Studies conducted to date have not demonstrated significant differences in success rates when compared with conventional ICSI. However, PICSI may be a useful tool for sperm selection in cases with a high percentage of sperm DNA fragmentation and sperm with abnormal morphology.

Apoptosis, or programmed cell death, occurs naturally in order to eliminate abnormal sperm. This process involves marking sperm with a substance, phosphatidylserine (PS), which is available on the outer membrane of sperm. This substance allows other cells in the testis and female tract to recognize the apoptotic sperm and eliminate them.

When MAP techniques are used, some of these barriers are overcome and sperm marked for apoptosis are not eliminated. Conventional sperm selection techniques may not be able to eliminate these sperm since their motility and morphology are not necessarily affected.

In this way, the MACS technique was developed, which involves incubating the ejaculate in a column with magnetic particles bound to a molecule, Annexin V. This molecule binds to the PS present in the membrane of apoptotic sperm, retaining them along the column and separating them from the rest.

This sperm selection method has not yet demonstrated consensual results in the scientific community, but it could be an option for cases of high percentage of sperm DNA fragmentation.

These relatively new plates, commercially available as ZyMot or FertileChip, rely on the ability of sperm to actively swim through membranes or channels.
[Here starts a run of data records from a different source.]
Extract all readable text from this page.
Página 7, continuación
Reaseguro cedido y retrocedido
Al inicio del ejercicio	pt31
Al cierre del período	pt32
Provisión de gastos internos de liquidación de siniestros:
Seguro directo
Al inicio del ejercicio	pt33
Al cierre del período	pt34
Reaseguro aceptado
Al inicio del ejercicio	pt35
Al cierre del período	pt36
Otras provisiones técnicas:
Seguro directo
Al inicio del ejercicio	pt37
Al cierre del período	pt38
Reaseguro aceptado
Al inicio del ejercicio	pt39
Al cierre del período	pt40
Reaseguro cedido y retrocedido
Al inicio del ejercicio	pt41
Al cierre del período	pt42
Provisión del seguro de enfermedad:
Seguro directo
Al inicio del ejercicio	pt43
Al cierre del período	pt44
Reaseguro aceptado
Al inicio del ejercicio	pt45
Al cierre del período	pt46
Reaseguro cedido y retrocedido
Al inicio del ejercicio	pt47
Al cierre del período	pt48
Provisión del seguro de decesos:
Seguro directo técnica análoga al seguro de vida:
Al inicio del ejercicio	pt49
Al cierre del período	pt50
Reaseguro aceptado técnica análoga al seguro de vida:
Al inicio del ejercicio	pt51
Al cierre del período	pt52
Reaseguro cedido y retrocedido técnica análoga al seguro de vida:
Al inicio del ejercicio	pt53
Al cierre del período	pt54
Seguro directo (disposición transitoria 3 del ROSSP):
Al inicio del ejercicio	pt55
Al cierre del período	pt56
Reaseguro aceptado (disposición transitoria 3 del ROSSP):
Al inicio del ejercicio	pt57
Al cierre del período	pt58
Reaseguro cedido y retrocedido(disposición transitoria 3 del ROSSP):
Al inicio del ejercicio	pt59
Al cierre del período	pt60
The ejaculate sample is placed in an entrance chamber and 30 minutes later the sperm that have managed to reach the exit chamber are recovered.

This method avoids the centrifugation of more conventional sperm selection methods, reducing the negative effects that reactive oxygen species generated during these centrifugations have on the sperm membrane. It also allows the recovery of a sperm sample with a lower percentage of DNA fragmentation.

Being a relatively recent method, there are still no very conclusive studies on its effectiveness.